A ADC 48 foi ajuizada pela CNT – Confederação Nacional do Transporte, visando a declaração de constitucionalidade dos artigos 1º, caput, 2º, par.1º e 2º, 4º, par.1º e 2º e 5º, caput, da Lei 11.442/07, em função das diversas decisões da Justiça do Trabalho que negam a possibilidade de as Empresas de Transporte de Cargas (ETC) terceirizarem a sua atividade-fim e que, no entender da CNT, viola os princípios constitucionais da livre iniciativa e da liberdade da profissão, negando sistematicamente a aplicação da Lei 11.442/07.



Segundo o bem fundamentado voto do ministro Luís Roberto Barroso o mercado de transporte de cargas convive com três diferentes figuras: a Empresa de Transporte de Cargas (ETC); o Transportador Autônomo de Cargas (TAC) e o Motorista empregado e a Lei 11.442/07 disciplinou a relação comercial, de natureza civil, existente entre os agentes do setor, permitindo a contratação de autônomos para a realização do transporte rodoviário de cargas (TRC) sem a configuração de vínculo de emprego.

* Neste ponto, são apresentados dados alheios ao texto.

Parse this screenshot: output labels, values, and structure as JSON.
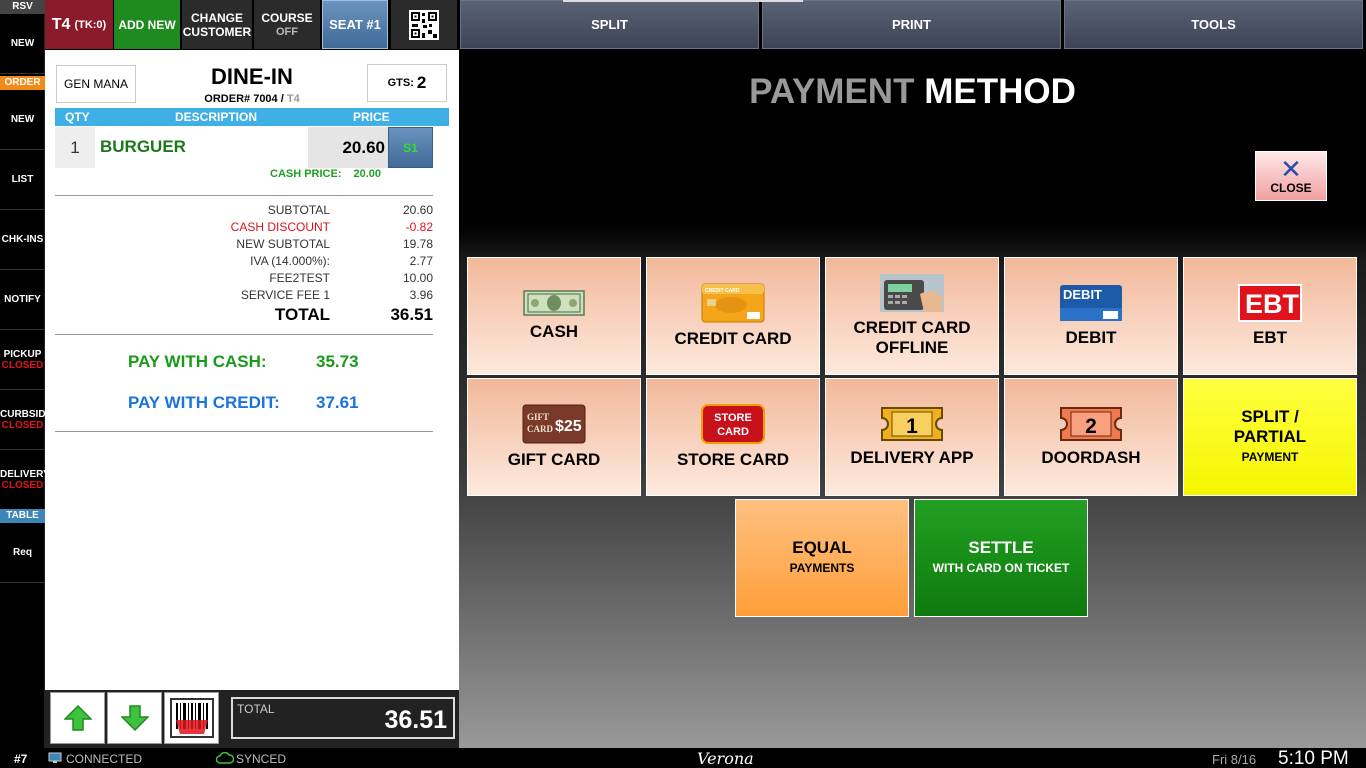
{
  "sidebar": {
    "rsv": "RSV",
    "new_top": "NEW",
    "order_head": "ORDER",
    "new": "NEW",
    "list": "LIST",
    "chkins": "CHK-INS",
    "notify": "NOTIFY",
    "pickup": "PICKUP",
    "pickup_status": "CLOSED",
    "curbside": "CURBSID",
    "curbside_status": "CLOSED",
    "delivery": "DELIVERY",
    "delivery_status": "CLOSED",
    "table_head": "TABLE",
    "req": "Req"
  },
  "topbar": {
    "table": "T4",
    "ticket": "(TK:0)",
    "add_new": "ADD NEW",
    "change": "CHANGE",
    "customer": "CUSTOMER",
    "course": "COURSE",
    "course_state": "OFF",
    "seat": "SEAT #1",
    "split": "SPLIT",
    "print": "PRINT",
    "tools": "TOOLS"
  },
  "order": {
    "server": "GEN MANA",
    "type": "DINE-IN",
    "order_label": "ORDER# 7004 /",
    "table": "T4",
    "gts_label": "GTS:",
    "gts_value": "2",
    "col_qty": "QTY",
    "col_desc": "DESCRIPTION",
    "col_price": "PRICE",
    "item_qty": "1",
    "item_desc": "BURGUER",
    "item_price": "20.60",
    "item_seat": "S1",
    "cash_price_label": "CASH PRICE:",
    "cash_price_value": "20.00"
  },
  "summary": [
    {
      "label": "SUBTOTAL",
      "value": "20.60"
    },
    {
      "label": "CASH DISCOUNT",
      "value": "-0.82"
    },
    {
      "label": "NEW SUBTOTAL",
      "value": "19.78"
    },
    {
      "label": "IVA (14.000%):",
      "value": "2.77"
    },
    {
      "label": "FEE2TEST",
      "value": "10.00"
    },
    {
      "label": "SERVICE FEE 1",
      "value": "3.96"
    },
    {
      "label": "TOTAL",
      "value": "36.51"
    }
  ],
  "pay": {
    "cash_label": "PAY WITH CASH:",
    "cash_value": "35.73",
    "credit_label": "PAY WITH CREDIT:",
    "credit_value": "37.61"
  },
  "bottom": {
    "total_label": "TOTAL",
    "total_value": "36.51"
  },
  "main": {
    "title_1": "PAYMENT",
    "title_2": "METHOD",
    "close": "CLOSE"
  },
  "methods": {
    "cash": "CASH",
    "credit_card": "CREDIT CARD",
    "cc_offline_1": "CREDIT CARD",
    "cc_offline_2": "OFFLINE",
    "debit": "DEBIT",
    "ebt": "EBT",
    "gift_card": "GIFT CARD",
    "store_card": "STORE CARD",
    "delivery_app": "DELIVERY APP",
    "doordash": "DOORDASH",
    "split_1": "SPLIT /",
    "split_2": "PARTIAL",
    "split_sub": "PAYMENT",
    "equal": "EQUAL",
    "equal_sub": "PAYMENTS",
    "settle": "SETTLE",
    "settle_sub": "WITH CARD ON TICKET"
  },
  "icon_text": {
    "debit": "DEBIT",
    "ebt": "EBT",
    "gift_1": "GIFT",
    "gift_2": "CARD",
    "gift_amt": "$25",
    "store_1": "STORE",
    "store_2": "CARD",
    "ticket_1": "1",
    "ticket_2": "2",
    "credit": "CREDIT CARD"
  },
  "status": {
    "terminal": "#7",
    "connected": "CONNECTED",
    "synced": "SYNCED",
    "store": "Verona",
    "date": "Fri 8/16",
    "time": "5:10 PM"
  },
  "colors": {
    "accent_blue": "#3fb0e6",
    "closed_red": "#e0121b",
    "cash_green": "#1a9a1a",
    "credit_blue": "#1a74e0"
  }
}
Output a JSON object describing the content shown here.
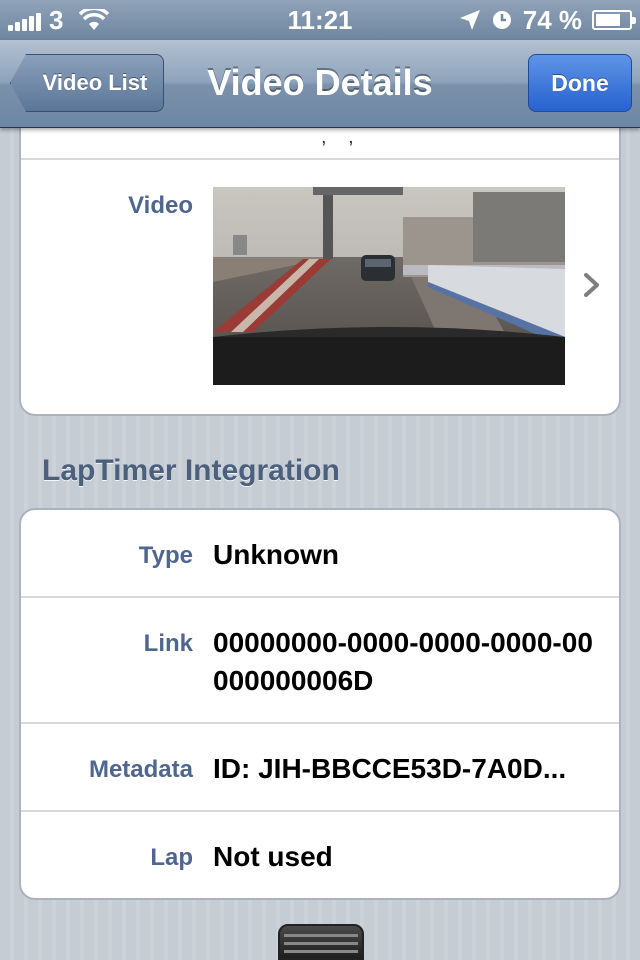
{
  "status_bar": {
    "carrier": "3",
    "time": "11:21",
    "battery_percent": "74 %",
    "battery_level": 0.74,
    "icons": [
      "signal-bars-icon",
      "wifi-icon",
      "location-arrow-icon",
      "alarm-clock-icon",
      "battery-icon"
    ]
  },
  "nav": {
    "back_label": "Video List",
    "title": "Video Details",
    "done_label": "Done"
  },
  "video_section": {
    "label": "Video",
    "thumbnail": "race-track-pit-lane-video-thumbnail",
    "disclosure_icon": "chevron-right-icon"
  },
  "laptimer": {
    "header": "LapTimer Integration",
    "rows": [
      {
        "label": "Type",
        "value": "Unknown"
      },
      {
        "label": "Link",
        "value": "00000000-0000-0000-0000-00000000006D"
      },
      {
        "label": "Metadata",
        "value": "ID: JIH-BBCCE53D-7A0D..."
      },
      {
        "label": "Lap",
        "value": "Not used"
      }
    ]
  },
  "colors": {
    "nav_gradient_top": "#b3c1d1",
    "done_button": "#2762cf",
    "label_blue": "#4f6690",
    "section_header": "#4c5f7c",
    "background": "#c5ccd4"
  }
}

Em seu voto o ministro relator faz uma análise da estruturação da produção durante o século XX e a transição dos modelos taylorista e fordista, onde a tendência era de que a empresa executasse internamente todas as partes da sua cadeia de produção (integração vertical) para o modelo chamado toyotismo ou ohnismo, pelo qual a indústria automobilística japonesa criou uma organização do trabalho bastante enxuta e flexível com a criação de equipes operando de forma horizontalizada com controles próprios de seu trabalho e aperfeiçoando os produtos.



Após discorrer sobre a terceirização de partes da cadeia produtiva onde se permite que a empresa concentre os seus esforços naquelas atividades que constituem o seu diferencial, a sua vantagem competitiva, o voto do relator passa a analisar a evolução da terceirização das atividades-meio para as atividades-fim, citando exemplos de atividades econômicas onde a sua aplicação é marcante tanto na produção de bens como na prestação de serviços mencionando vários países onde a terceirização-de-mão-obra é amplamente praticada dispondo que num mundo globalizado e cada vez mais integrado tecnologicamente, os países que rejeitam a terceirização encontram-se em indiscutível desvantagem competitiva, reconhecendo que a terceirização tornou-se um fenômeno global.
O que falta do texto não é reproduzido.